The map function for the life_expectancy collection:

life_expect_map = function() {
  // Simply emit the age and 0 for the dollar amount.
  // The dollar amount will come from the other collection.
  emit(this.country, {life_expectancy: this.age, dollars: 0});
}

The map function for the US Economic Aid in 2009:

us_econ_map = function() {
  // The data set contains grant amounts going back to 1946.  I
  // am only interested in 2009 grants.
  if (this.FY2009 !== undefined && this.FY2009 !== null) {
    emit(this.country_name, {
      dollars: this.FY2009,
      life_expectancy: 0
    });
  }
}

You’ll note that the key that is being emitted by both mappers is the country’s name.  This is the field I am joining on.  Second, notice that the shape of the emitted documents is the same in both map functions.

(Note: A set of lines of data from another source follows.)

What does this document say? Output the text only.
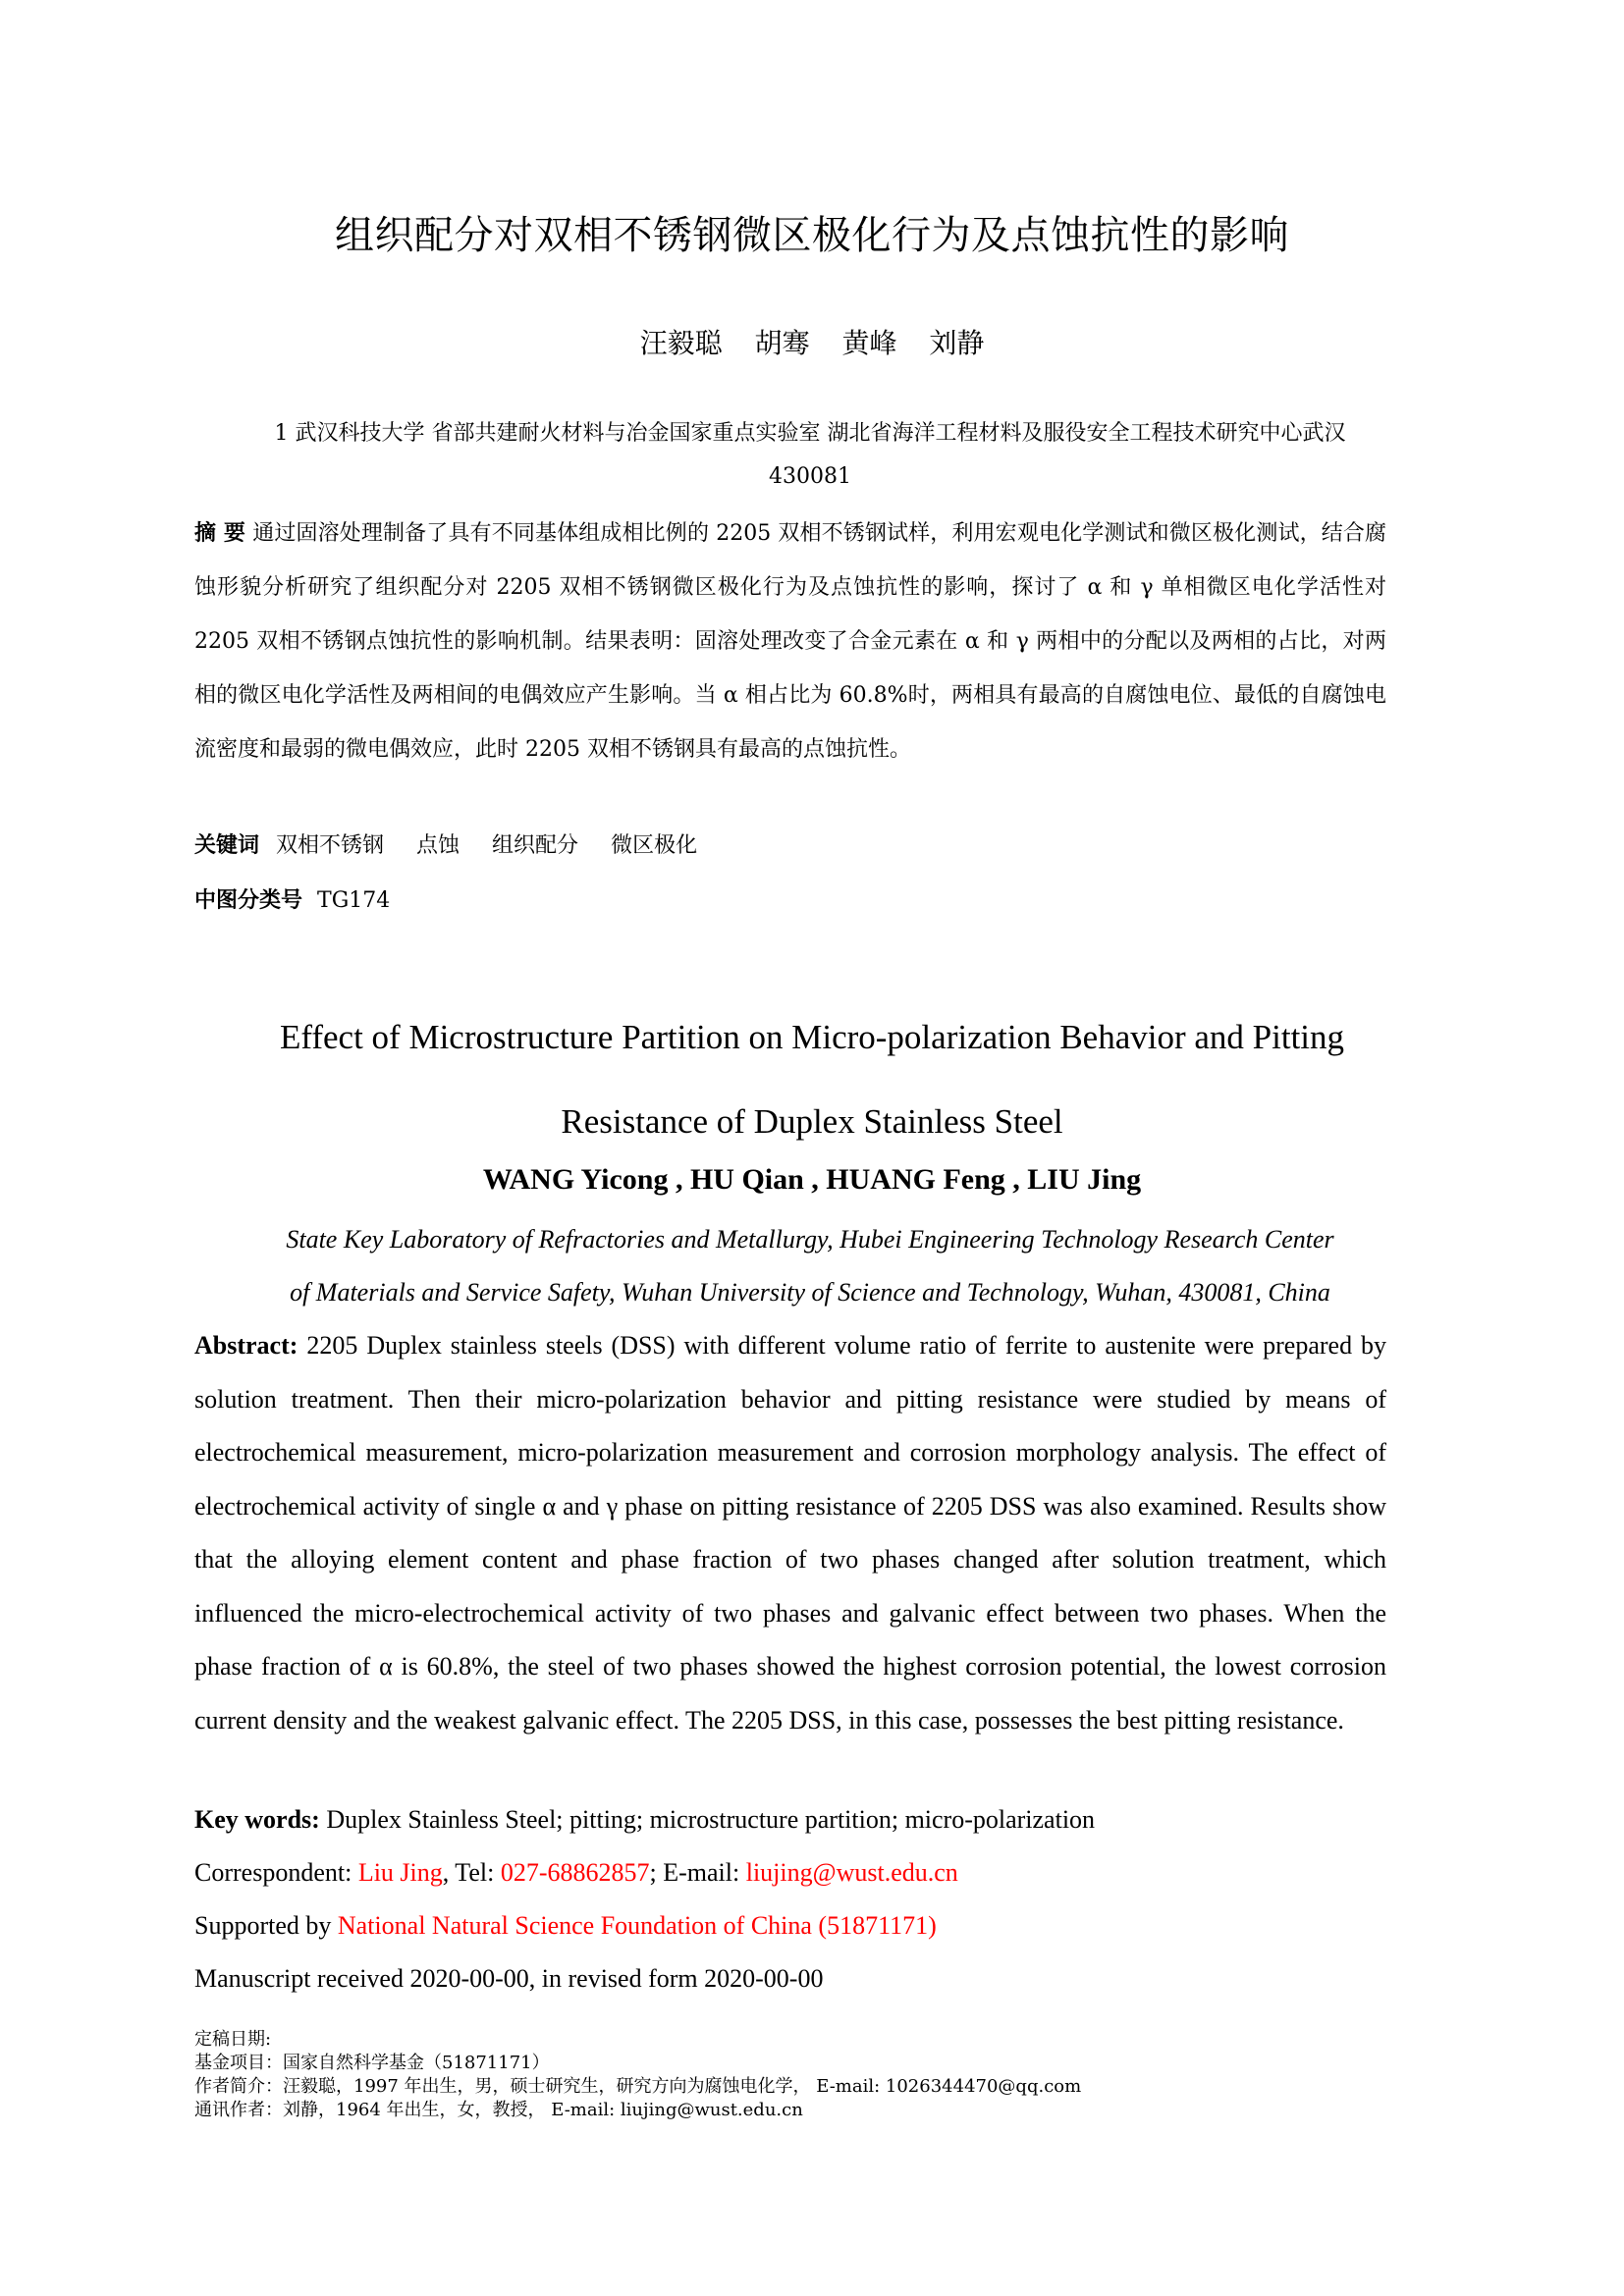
组织配分对双相不锈钢微区极化行为及点蚀抗性的影响
汪毅聪 胡骞 黄峰 刘静
1 武汉科技大学 省部共建耐火材料与冶金国家重点实验室 湖北省海洋工程材料及服役安全工程技术研究中心武汉
430081
摘 要 通过固溶处理制备了具有不同基体组成相比例的 2205 双相不锈钢试样，利用宏观电化学测试和微区极化测试，结合腐蚀形貌分析研究了组织配分对 2205 双相不锈钢微区极化行为及点蚀抗性的影响，探讨了 α 和 γ 单相微区电化学活性对 2205 双相不锈钢点蚀抗性的影响机制。结果表明：固溶处理改变了合金元素在 α 和 γ 两相中的分配以及两相的占比，对两相的微区电化学活性及两相间的电偶效应产生影响。当 α 相占比为 60.8%时，两相具有最高的自腐蚀电位、最低的自腐蚀电流密度和最弱的微电偶效应，此时 2205 双相不锈钢具有最高的点蚀抗性。
关键词 双相不锈钢 点蚀 组织配分 微区极化
中图分类号 TG174
Effect of Microstructure Partition on Micro-polarization Behavior and Pitting
Resistance of Duplex Stainless Steel
WANG Yicong , HU Qian , HUANG Feng , LIU Jing
State Key Laboratory of Refractories and Metallurgy, Hubei Engineering Technology Research Center
of Materials and Service Safety, Wuhan University of Science and Technology, Wuhan, 430081, China
Abstract: 2205 Duplex stainless steels (DSS) with different volume ratio of ferrite to austenite were prepared by solution treatment. Then their micro-polarization behavior and pitting resistance were studied by means of electrochemical measurement, micro-polarization measurement and corrosion morphology analysis. The effect of electrochemical activity of single α and γ phase on pitting resistance of 2205 DSS was also examined. Results show that the alloying element content and phase fraction of two phases changed after solution treatment, which influenced the micro-electrochemical activity of two phases and galvanic effect between two phases. When the phase fraction of α is 60.8%, the steel of two phases showed the highest corrosion potential, the lowest corrosion current density and the weakest galvanic effect. The 2205 DSS, in this case, possesses the best pitting resistance.
Key words: Duplex Stainless Steel; pitting; microstructure partition; micro-polarization
Correspondent: Liu Jing, Tel: 027-68862857; E-mail: liujing@wust.edu.cn
Supported by National Natural Science Foundation of China (51871171)
Manuscript received 2020-00-00, in revised form 2020-00-00
定稿日期:
基金项目：国家自然科学基金（51871171）
作者简介：汪毅聪，1997 年出生，男，硕士研究生，研究方向为腐蚀电化学， E-mail: 1026344470@qq.com
通讯作者：刘静，1964 年出生，女，教授， E-mail: liujing@wust.edu.cn
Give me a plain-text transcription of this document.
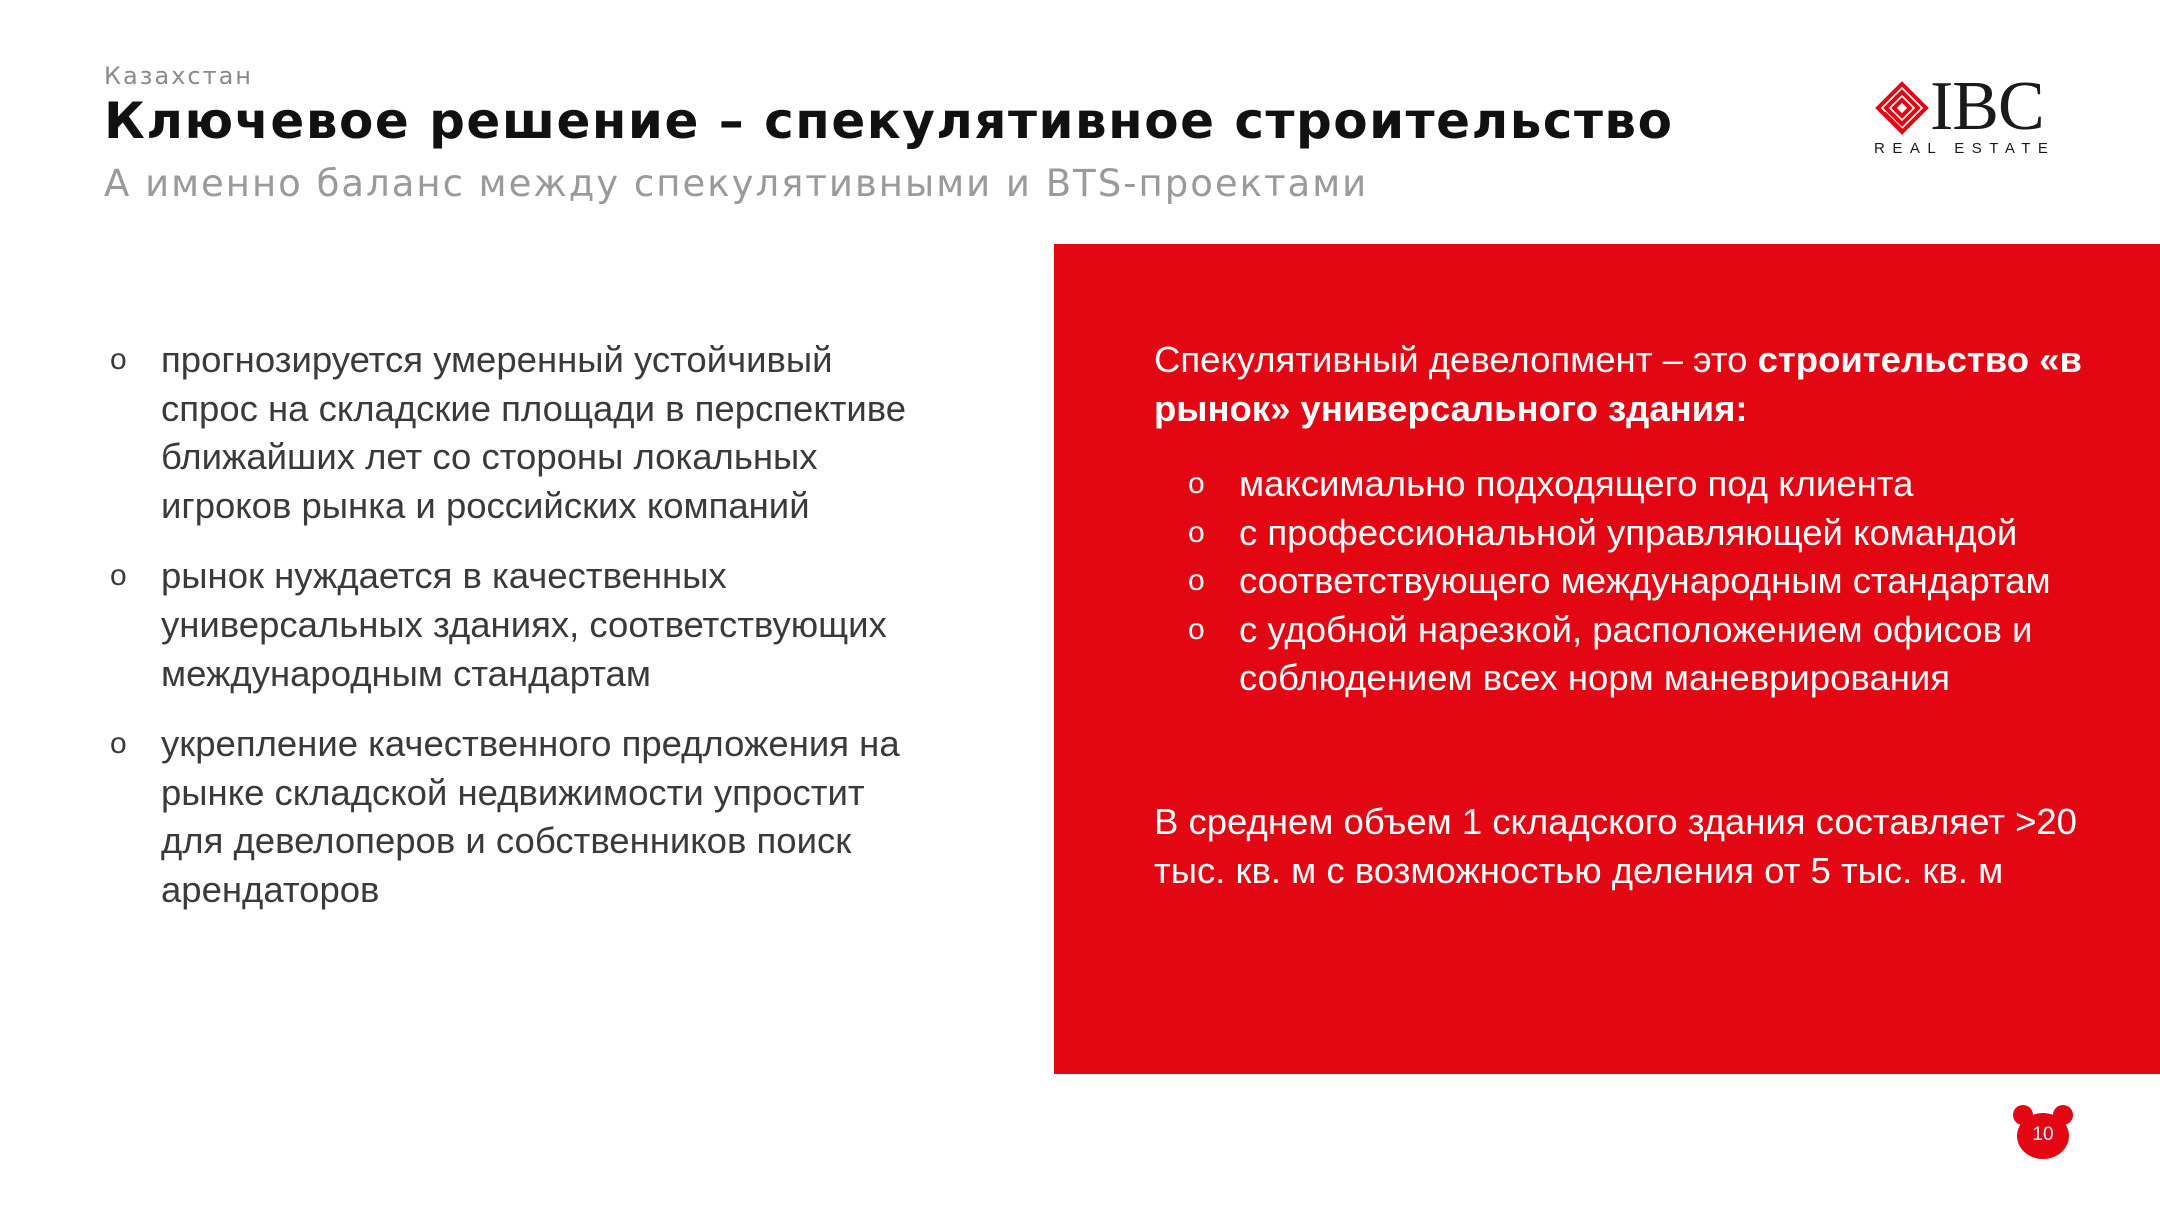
Казахстан
Ключевое решение – спекулятивное строительство
А именно баланс между спекулятивными и BTS-проектами
IBC
REAL ESTATE
o прогнозируется умеренный устойчивый спрос на складские площади в перспективе ближайших лет со стороны локальных игроков рынка и российских компаний
o рынок нуждается в качественных универсальных зданиях, соответствующих международным стандартам
o укрепление качественного предложения на рынке складской недвижимости упростит для девелоперов и собственников поиск арендаторов
Спекулятивный девелопмент – это строительство «в рынок» универсального здания:
o максимально подходящего под клиента
o с профессиональной управляющей командой
o соответствующего международным стандартам
o с удобной нарезкой, расположением офисов и соблюдением всех норм маневрирования
В среднем объем 1 складского здания составляет >20 тыс. кв. м с возможностью деления от 5 тыс. кв. м
10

Here is the reduction function that we will use for both collections:

r = function(key, values) {
    var result = {dollars: 0, life_expectancy: 0};

    values.forEach(function(value) {
        // Sum up all the money from all the 2009 grants for this
        // country (key)
        result.dollars += (value.dollars !== null) ? value.dollars : 0;
        // Only set life expectancy once
        if (result.life_expectancy === 0 &&
            value.life_expectancy !== null
        ) {
            result.life_expectancy = value.life_expectancy;
        }
    });

    return result;
}

Now run mapReduce over both collections, using the reduce output option so that if a document already exists in the output collection, the reduce function will be called with the 2 values with the result being written back to the output collection.

  > res = db.life_expectancy.mapReduce(life_expect_map, r, {out: {reduce: 'joined'}})
  {
    "result" : "joined",
    "timeMillis" : 22,
    "counts" : {
      "input" : 222,
      "emit" : 222,
      "output" : 222
    },
    "ok" : 1,
  }
  > res = db.us_economic_assistance.mapReduce(us_econ_map, r, {out: {reduce: 'joined'}})
  {
    "result" : "joined",
    "timeMillis" : 184,
    "counts" : {
      "input" : 2446,
      "emit" : 1353,
      "output" : 252
    },
    "ok" : 1,
  }
  > db.joined.find({'value.dollars': {$gt:0}, 'value.life_expectancy': {$gt:0}}).sort({'value.life_expectancy':1}).limit(10)
  { "_id" : "Angola", "value" : { "dollars" : 54227598, "life_expectancy" : 38.76 } }
  { "_id" : "Afghanistan", "value" : { "dollars" : 3046294847, "life_expectancy" : 45.02 } }
  { "_id" : "Nigeria", "value" : { "dollars" : 498281606, "life_expectancy" : 47.56 } }
  { "_id" : "Chad", "value" : { "dollars" : 221842294, "life_expectancy" : 48.33 } }
  { "_id" : "Swaziland", "value" : { "dollars" : 22843193, "life_expectancy" : 48.66 } }
  { "_id" : "Guinea-Bissau", "value" : { "dollars" : 1857000, "life_expectancy" : 48.7 } }
  { "_id" : "South Africa", "value" : { "dollars" : 569625000, "life_expectancy" : 49.33 } }
  { "_id" : "Zimbabwe", "value" : { "dollars" : 285470926, "life_expectancy" : 49.64 } }
  { "_id" : "Central African Republic", "value" : { "dollars" : 36109353, "life_expectancy" : 50.07 } }
  { "_id" : "Somalia", "value" : { "dollars" : 179253637, "life_expectancy" : 50.4 } }

Download the example data sets and try it yourself.  There ya have it.  A simple way to use map reduce to pre-join data sets for analysis. Enjoy!